Auditory perception in pediatric cochlear implant users with cochlear nerve hypoplasia.


Degirmenci Uzun E., Batuk M., D'Alessandro H., SENNAROĞLU G.

International journal of pediatric otorhinolaryngology, vol.160, pp.111248, 2022 (SCI-Expanded) identifier identifier identifier

  • Publication Type: Article / Article
  • Volume: 160
  • Publication Date: 2022
  • Doi Number: 10.1016/j.ijporl.2022.111248
  • Journal Name: International journal of pediatric otorhinolaryngology
  • Journal Indexes: Science Citation Index Expanded (SCI-EXPANDED), Scopus, Academic Search Premier, CAB Abstracts, EMBASE, MEDLINE, Veterinary Science Database
  • Page Numbers: pp.111248
  • Keywords: Cochlear implants, Auditory perception, Auditory brainstem implants, Pediatric audiology, Cochlear nerve deficiency
  • Hacettepe University Affiliated: Yes

Abstract

© 2022 Elsevier B.V.Objectives: The objectives of this study were to assess auditory perception and speech intelligibility outcomes in children with cochlear nerve (CN) hypoplasia who received cochlear implants (CIs) using Categories of Auditory Performance II (CAP II) and Speech Intelligibility Rating (SIR) scales. Methods: In total, 40 children who received CI and who were aged between 3 and 18 years were included in this study. The study group included 20 children with CN hypoplasia at least one ear, while the control group included 20 children with normal cochleas and cochlear nerve structures. All children in the study and control groups who participated were evaluated using the CAP II and the SIR scale.
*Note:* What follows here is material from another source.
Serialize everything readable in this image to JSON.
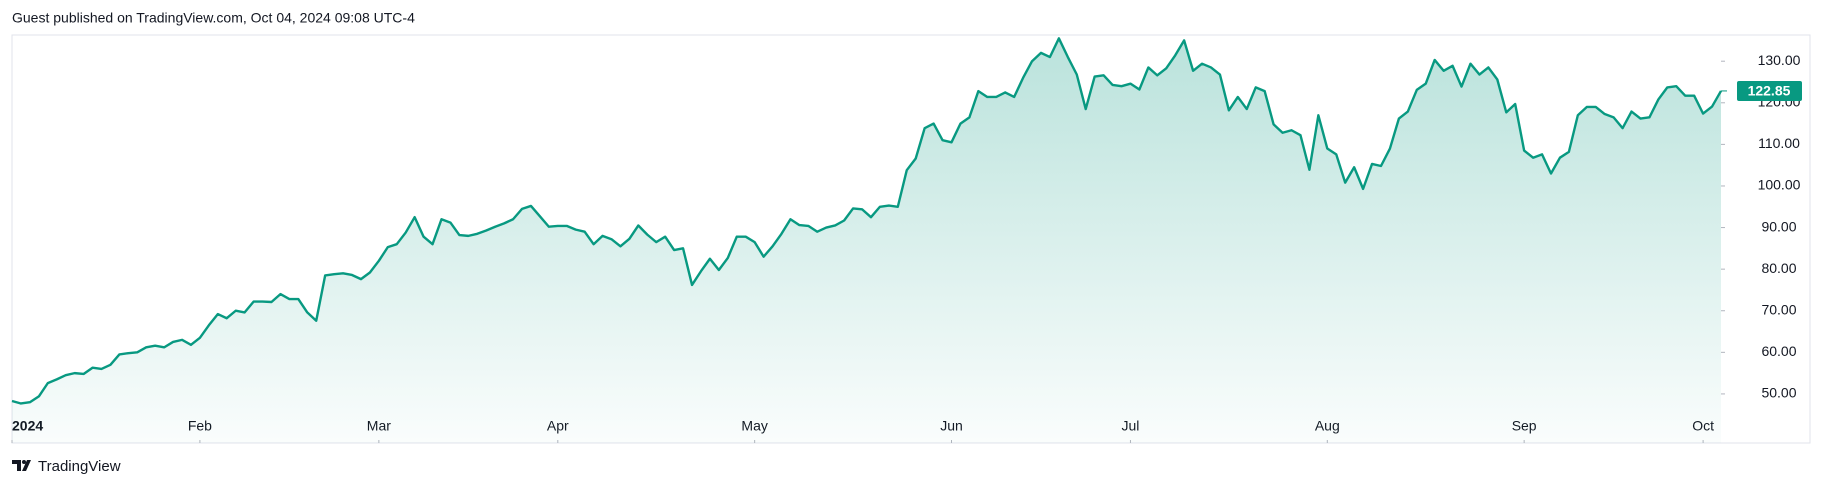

Demographic data were collected. Results: Significant differences were found between the study and control groups’ CAP II and SIR scores (p < 0.001). It was found that CAP II scores were positively correlated with SIR scores in the study (r = 0.743, p < 0.001) and control (r = 0.601, p < 0.001) groups. In the study group, significant negative correlations were found between SIR scores and age at implantation (r = −0.674, p = 0.004) and between CAP II scores and age at implantation (r = 0.751, p = 0.003). In the control group, a significant negative correlation was found between age at implantation and CAP II scores (r = −0.805, p = 0.001). Similarly, a significant negative correlation was found between age at implantation and SIR scores (r = −0.702, p = 0.007). Conclusion: Even for children with severe inner ear malformation and CN hypoplasia, CI is an effective treatment modality for auditory perception and speech production. However, it should be noted that CN hypoplasia affects auditory performance negatively in children with CI.